Repository files navigation

Top Tree Library implements so called Top Tree data structure, which maintains an undirected acyclic graph together with other information (user data) on paths or in individual trees. Main operations incl. edge insertion and removal and user data manipulation are provided in logarithmic time.

Currently, you can choose from two internal implementations, either based on contractions [Wer06] or on biased trees [Ond18]. The self-adjusting implementation [TW05] is not available yet.

It is a very general data structure and the variety of possible user data to be stored within trees is wide. Some log-time applications include

  • aggregating weights of edges (sum, min, etc.) on paths or in trees,
  • propagating changes back to all edges on path or in tree (e.g. increment their weights),
  • searching for an edge with some property (e.g. minimal weight) on path or in tree,
  • doing all the previous based on vertices instead of edges (though not so easily),
  • working with properties of edges or vertices in context of the whole tree (so called non-local properties), e.g. searching for tree diameter or median.

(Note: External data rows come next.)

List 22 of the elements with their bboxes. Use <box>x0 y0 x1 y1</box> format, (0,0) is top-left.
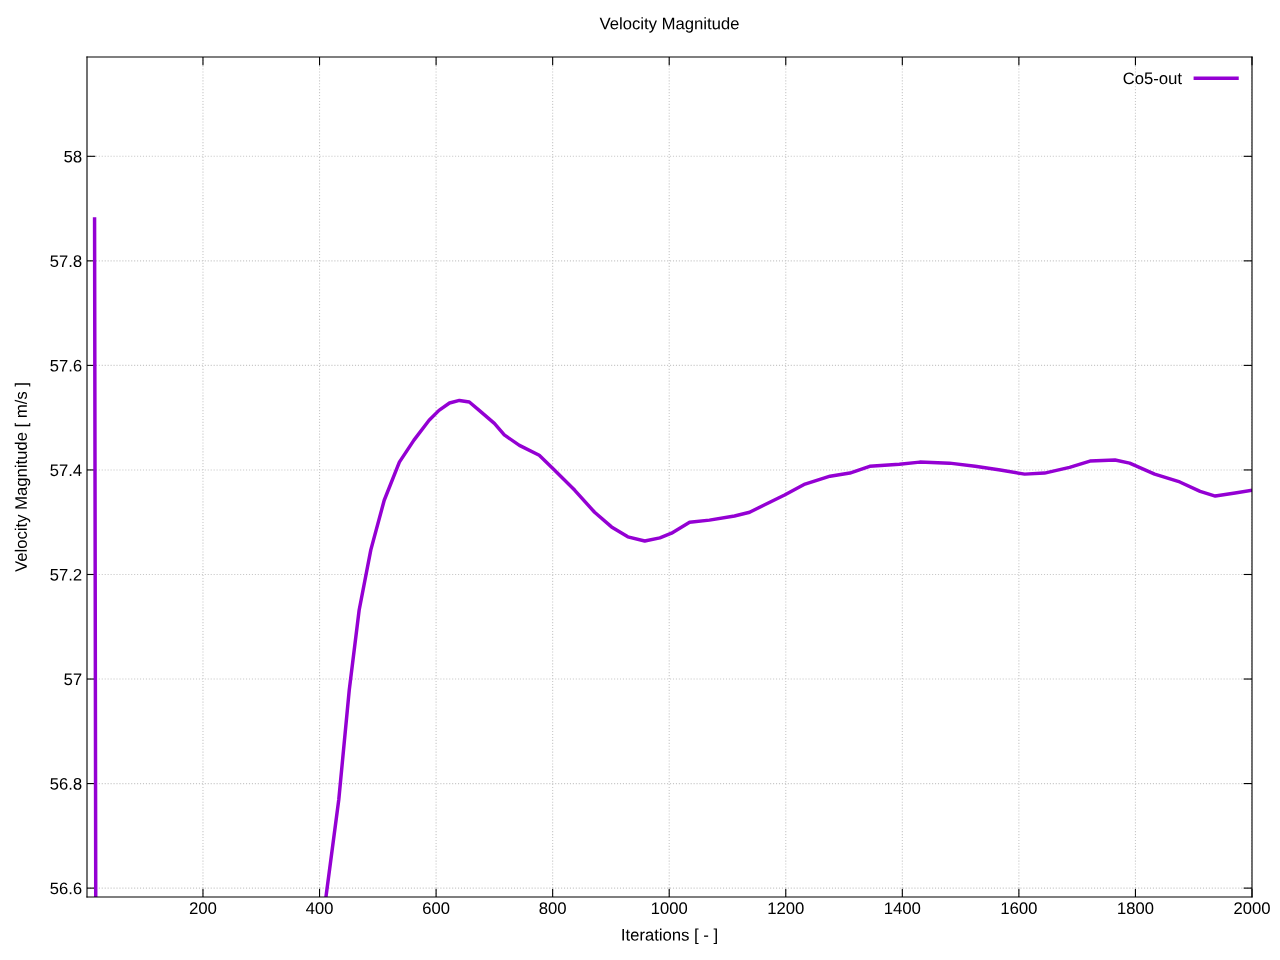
x-tick-label: 2000 <box>1234 902 1270 915</box>
x-tick-label: 1000 <box>651 902 688 915</box>
x-tick-label: 1600 <box>1001 902 1037 915</box>
x-tick-label: 600 <box>423 902 450 915</box>
x-tick-label: 1800 <box>1118 902 1154 915</box>
y-tick-label: 57.6 <box>50 359 82 372</box>
y-tick-label: 57.8 <box>50 255 82 268</box>
x-tick-label: 400 <box>306 902 333 915</box>
y-tick-label: 56.6 <box>50 882 82 895</box>
y-tick-label: 57.4 <box>50 464 82 477</box>
y-tick-label: 57.2 <box>50 568 82 581</box>
x-tick-label: 800 <box>539 902 566 915</box>
x-tick-label: 1200 <box>768 902 804 915</box>
x-tick-label: 200 <box>189 902 217 915</box>
x-axis-title: Iterations [ - ] <box>622 928 717 945</box>
legend-label: Co5-out <box>1123 72 1182 85</box>
chart-title: Velocity Magnitude <box>599 17 739 33</box>
y-tick-label: 57 <box>64 673 82 686</box>
y-tick-label: 56.8 <box>50 777 82 790</box>
x-tick-label: 1400 <box>885 902 921 915</box>
y-axis-title: Velocity Magnitude [ m/s ] <box>14 383 31 572</box>
y-tick-label: 58 <box>64 150 82 163</box>
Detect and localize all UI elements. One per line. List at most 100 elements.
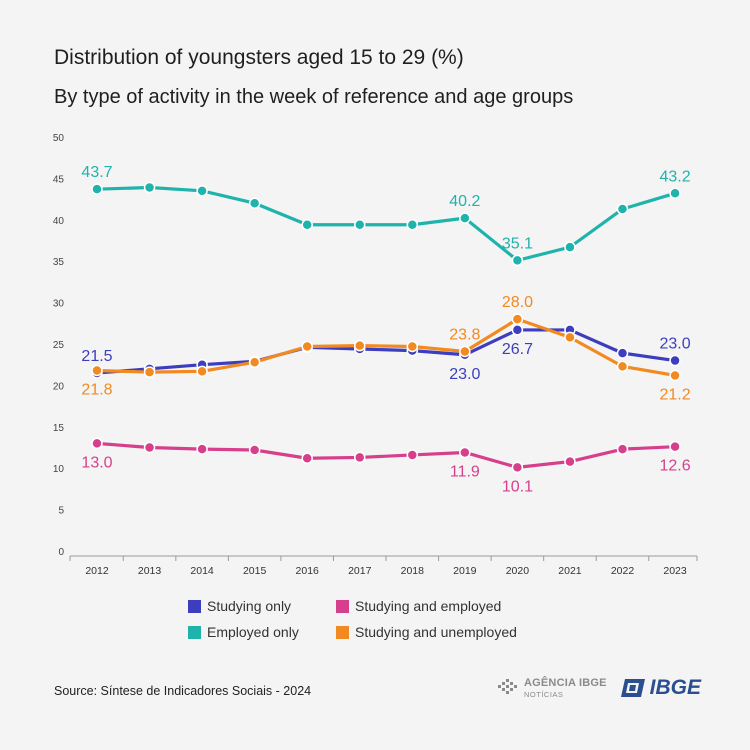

You can build more complex data structures on Top Trees such as for 2-connectivity maintenance and other general-graph problems.

Copyright © 2022 Lukáš Ondráček <ondracek.lukas@gmail.com>, use under MIT license.

Basic theory

We use the same Top Tree definition as Renato Werneck [Wer06], instead of the original by Alstrup et al. [AHLT05].

clusterization example

The stored undirected tree is hierarchically partitioned into so called clusters. Each cluster is a generalized edge – it represents a connected subtree with two vertices marked as boundary; only these two vertices may be shared with neighbouring clusters.

The bottommost clusters in the hierarchy represent individual edges, other clusters are formed by two neighbouring subclusters. These two subclusters have one shared boundary vertex and other two distinct boundary vertices, the boundary of the parent cluster may contain any two of these three vertices. The topmost cluster represent the whole tree and also the path between its boundary vertices.

We distinguish three types of clusters:

  • base cluster is just an edge,
  • compress cluster has the unshared subclusters' endpoints as boundary,
  • rake cluster has the same boundary as one of its subclusters.

cluster types

Each cluster may have some user data stored in it. The data may either be related to the whole cluster subtree or only to the path between the boundary vertices. We usually either compute the data from the data in subclusters, thus aggregating the data from the whole subtree/subpath, or lazily propagate some changes to subclusters when needed. If paths are concerned, it matters whether the cluster is compress, and so both subclusters' data are being aggregated, or whether the cluster is rake, and so only one subcluster's data should be copied to the parent cluster.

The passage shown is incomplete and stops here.